Eine frühere Hinterhofbrache hat sich hier durch tatkräftige Unterstützung der Stadtverwaltung zu einer kleinen Oase der Ruhe und Erholung gewandelt. Hier residiert nun, flankiert von Grünanlagen und der Rückfront die Altstädtische Brauerei Jan Olbracht (Browar Staromiejski Jan Olbracht), dies wohl beste Café der Stadt. Zumindest in einem sind sich alle Stadtbewohner einig: Hier gibt es nicht nur das beste Eis und den besten Kuchen! Auch die Portionen sind riesig. Und die Konditoren sind experimentierfreudig. So kann man zum leckeren Cappuccino auch an Ausgewähltem wie einem riesigen Stück Himbeer-Blaubeer-Spinattorte naschen. Es darf aber auch ein Stück vom favorisierten Käsekuchen mit Beeren oder schlicht die legendäre Obsttorte sein.

Schon 1936 gründete Stanislaw Lenkiewicz eine Bäckerei, die sich natürlich auch einen Namen bei der Herstellung von Thorner Lebkuchen, der berühmtesten der kulinarischen Spezialitäten aus Toruń machte. Ab 1945 ging es dann so richtig los. Das Traditionsunternehmen setzte sich durch, expandierte nach 1989 weiter und eröffnete 2011 sogar eine Cocktailbar am Altstädter Markt 33/34. Und seit dem Aufbau und der Modernisierung der neuen Bäckerei 2015 und 2017 steht das Lenkiewicz unangefochten an der Spitze der Konditoren in Toruń. Und natürlich sollte man im Lenkiewicz auch das Eis probieren. Mindestens 20 Variationen stehen zur Auswahl.

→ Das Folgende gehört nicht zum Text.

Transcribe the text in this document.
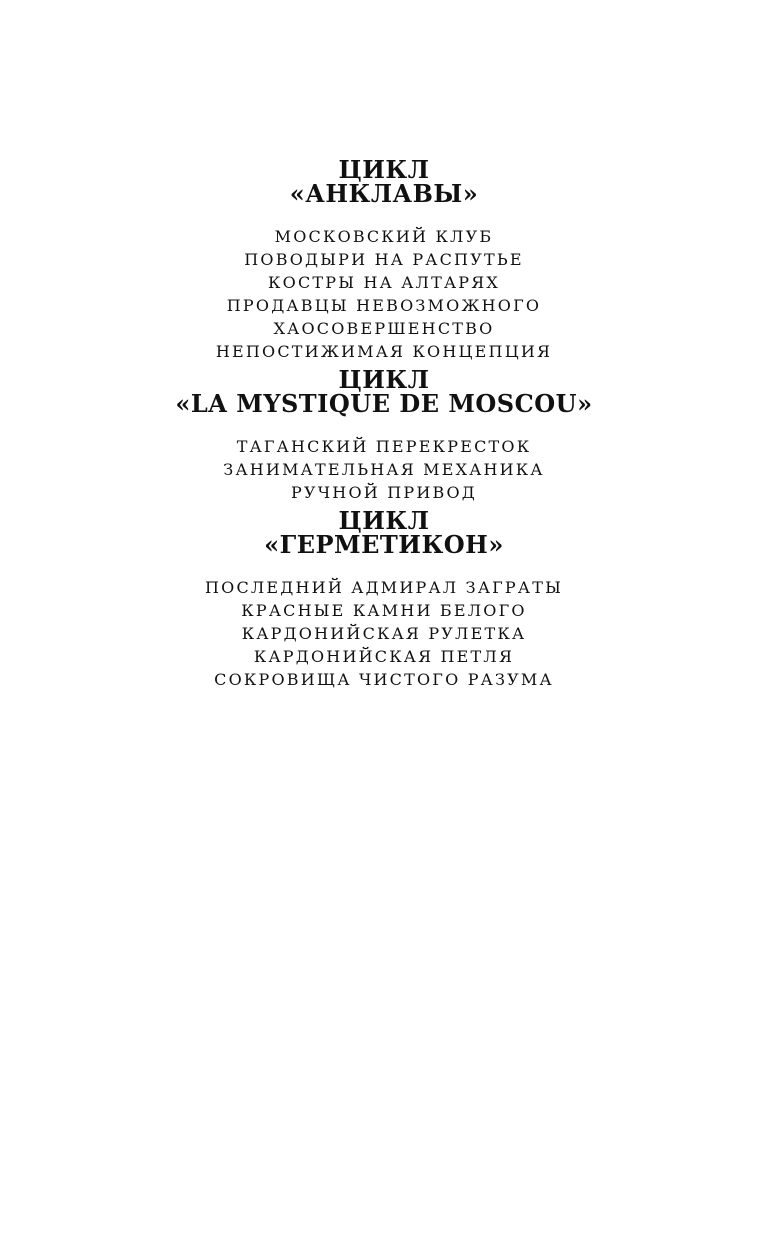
ЦИКЛ
«АНКЛАВЫ»
МОСКОВСКИЙ КЛУБ
ПОВОДЫРИ НА РАСПУТЬЕ
КОСТРЫ НА АЛТАРЯХ
ПРОДАВЦЫ НЕВОЗМОЖНОГО
ХАОСОВЕРШЕНСТВО
НЕПОСТИЖИМАЯ КОНЦЕПЦИЯ
ЦИКЛ
«LA MYSTIQUE DE MOSCOU»
ТАГАНСКИЙ ПЕРЕКРЕСТОК
ЗАНИМАТЕЛЬНАЯ МЕХАНИКА
РУЧНОЙ ПРИВОД
ЦИКЛ
«ГЕРМЕТИКОН»
ПОСЛЕДНИЙ АДМИРАЛ ЗАГРАТЫ
КРАСНЫЕ КАМНИ БЕЛОГО
КАРДОНИЙСКАЯ РУЛЕТКА
КАРДОНИЙСКАЯ ПЕТЛЯ
СОКРОВИЩА ЧИСТОГО РАЗУМА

Kuchen im Café Lenkiewicz. Foto: Ellen Spielmann
Kuchen im Café Lenkiewicz. Foto: Ellen Spielmann

Merken sollten sich Toruń-Besucher auch die Altstädtische Brauerei Jan Olbracht. Denn hier wird nicht nur leckeres Bier ausgeschenkt. Das Hausrestaurant bietet zahllose vegetarische oder Fleischgerichte, die von der polnischen wie der bayrischen Küche inspiriert sind. Dafür sorgt Küchenchef Marcin Drazkowski. Serviert wird auf gleich vier Ebenen. Im historischen gotischen Keller werden gleich acht Sorten Bier an mehreren Theken gezapft. Und hier kann man dann auch das „Hypocaustum“, die mittelalterliche zentrale Heizungsanlage, bewundern. Auf der Ebene 0 befindet sich dann das Sudhaus mit den mächtigen Kupferkesseln, der langen Theke und den in riesigen Holzfässern untergebrachten Gästetischen und -bänken. In der ersten Etage befindet sich der sog. Königssaal, geprägt durch die Architektur des 15. Jh.s. Und schließlich eignet sich Ebene 2 auch für Konferenzen oder größere Familientreffen. Unter den Bieren befinden sich auch spektakuläre Exoten wie das Lebkuchen-Bier oder das Bier „Torunska Crème“. Renner ist aber das reguläre Olbracht Pils.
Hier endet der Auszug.